Su "Nancy" Ke, a student at a Beijing high school, began studying English -- one of her favorite subjects -- at 4. That's not the only area in which Chinese students get an early start. She took up the serious study of geometry at 10, trig at 12 and physics at 13. In her early years, homework took up to two hours per night. In her last year of secondary school just completed, it took up to six hours each day and the entire weekend. Plus, like about four out of 10 classmates, she had a tutor.

She says it's even tougher outside Beijing. In Shandong province, between classes and required study and reviewing in the evenings, "you are locked at school and mainly sitting in your seats in the classroom" from 5:45 a.m. to 10 p.m. Her experience hints at some of the main themes in Chinese education: Students are worked hard. The superior schools and educational opportunities lie in the major cities such as Beijing in the country's east. English instruction is mandatory by age 8.

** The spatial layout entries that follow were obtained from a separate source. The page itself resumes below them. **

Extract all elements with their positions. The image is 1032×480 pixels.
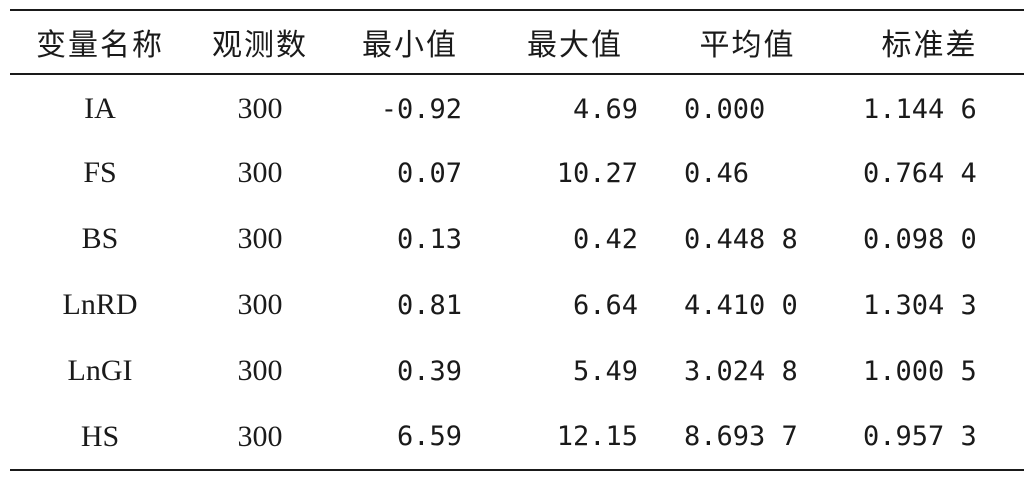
cell-std-dev: 0.957 3 <box>863 421 977 452</box>
cell-variable: HS <box>80 419 120 453</box>
cell-mean: 8.693 7 <box>684 421 798 452</box>
cell-minimum: 0.13 <box>396 223 462 255</box>
cell-minimum: 0.39 <box>396 355 462 387</box>
cell-std-dev: 1.000 5 <box>863 355 977 387</box>
cell-maximum: 12.15 <box>556 421 638 452</box>
cell-maximum: 10.27 <box>556 157 638 189</box>
cell-observations: 300 <box>237 222 283 255</box>
table-row: BS 300 0.13 0.42 0.448 8 0.098 0 <box>10 206 1024 272</box>
cell-observations: 300 <box>237 288 283 321</box>
table-header-row: 变量名称 观测数 最小值 最大值 平均值 标准差 <box>10 10 1024 74</box>
cell-std-dev: 0.098 0 <box>863 223 977 255</box>
cell-std-dev: 1.304 3 <box>863 289 977 321</box>
descriptive-statistics-table: 变量名称 观测数 最小值 最大值 平均值 标准差 IA 300 -0.92 4.… <box>10 9 1024 471</box>
cell-mean: 4.410 0 <box>684 289 798 321</box>
cell-maximum: 5.49 <box>572 355 638 387</box>
cell-variable: FS <box>83 156 117 189</box>
cell-std-dev: 1.144 6 <box>863 93 977 125</box>
cell-maximum: 0.42 <box>572 223 638 255</box>
cell-observations: 300 <box>237 419 283 453</box>
cell-variable: IA <box>84 92 116 125</box>
cell-mean: 0.000 <box>684 93 766 125</box>
cell-variable: LnRD <box>62 288 138 321</box>
cell-observations: 300 <box>237 92 283 125</box>
header-minimum: 最小值 <box>362 28 458 63</box>
header-observations: 观测数 <box>212 28 308 63</box>
descriptive-statistics-table-container: 变量名称 观测数 最小值 最大值 平均值 标准差 IA 300 -0.92 4.… <box>10 9 1024 471</box>
cell-minimum: -0.92 <box>380 93 462 125</box>
cell-variable: LnGI <box>67 354 133 387</box>
header-mean: 平均值 <box>699 28 796 63</box>
cell-mean: 0.448 8 <box>684 223 798 255</box>
cell-minimum: 0.81 <box>396 289 462 321</box>
table-row: LnRD 300 0.81 6.64 4.410 0 1.304 3 <box>10 272 1024 338</box>
table-row: IA 300 -0.92 4.69 0.000 1.144 6 <box>10 74 1024 140</box>
header-variable-name: 变量名称 <box>36 28 164 63</box>
cell-maximum: 6.64 <box>572 289 638 321</box>
header-std-dev: 标准差 <box>881 28 978 63</box>
cell-variable: BS <box>81 222 119 255</box>
cell-mean: 3.024 8 <box>684 355 798 387</box>
cell-minimum: 0.07 <box>396 157 462 189</box>
table-row: LnGI 300 0.39 5.49 3.024 8 1.000 5 <box>10 338 1024 404</box>
cell-observations: 300 <box>237 354 283 387</box>
table-row: FS 300 0.07 10.27 0.46 0.764 4 <box>10 140 1024 206</box>
cell-minimum: 6.59 <box>396 421 462 452</box>
cell-maximum: 4.69 <box>572 93 638 125</box>
table-row: HS 300 6.59 12.15 8.693 7 0.957 3 <box>10 404 1024 470</box>
cell-mean: 0.46 <box>684 157 750 189</box>
cell-observations: 300 <box>237 156 283 189</box>
cell-std-dev: 0.764 4 <box>863 157 977 189</box>
header-maximum: 最大值 <box>527 28 623 63</box>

All cultures say they value education, but in commitment of family resources (families pay fees and for books) and dedication of leisure time, China means it. The esteem given education in China is its system's major strength.

It has other issues. The top one: Inequality. The nation has "a tremendous amount of inequality" in education, says Gerard Postiglione, an education professor at the University of Hong Kong. Schools in the western part of the nation and rural areas are of lesser quality than those in the eastern cities.

In rural areas, where 800 million Chinese live, schools can be far from student homes, and school expenses can absorb 12% to 25% of a rural family's income. There's a brain drain from disadvantaged areas as bright youth devote themselves to getting into a major university and don't come back. And in many remote places children don't attend school at all or only for a couple of years.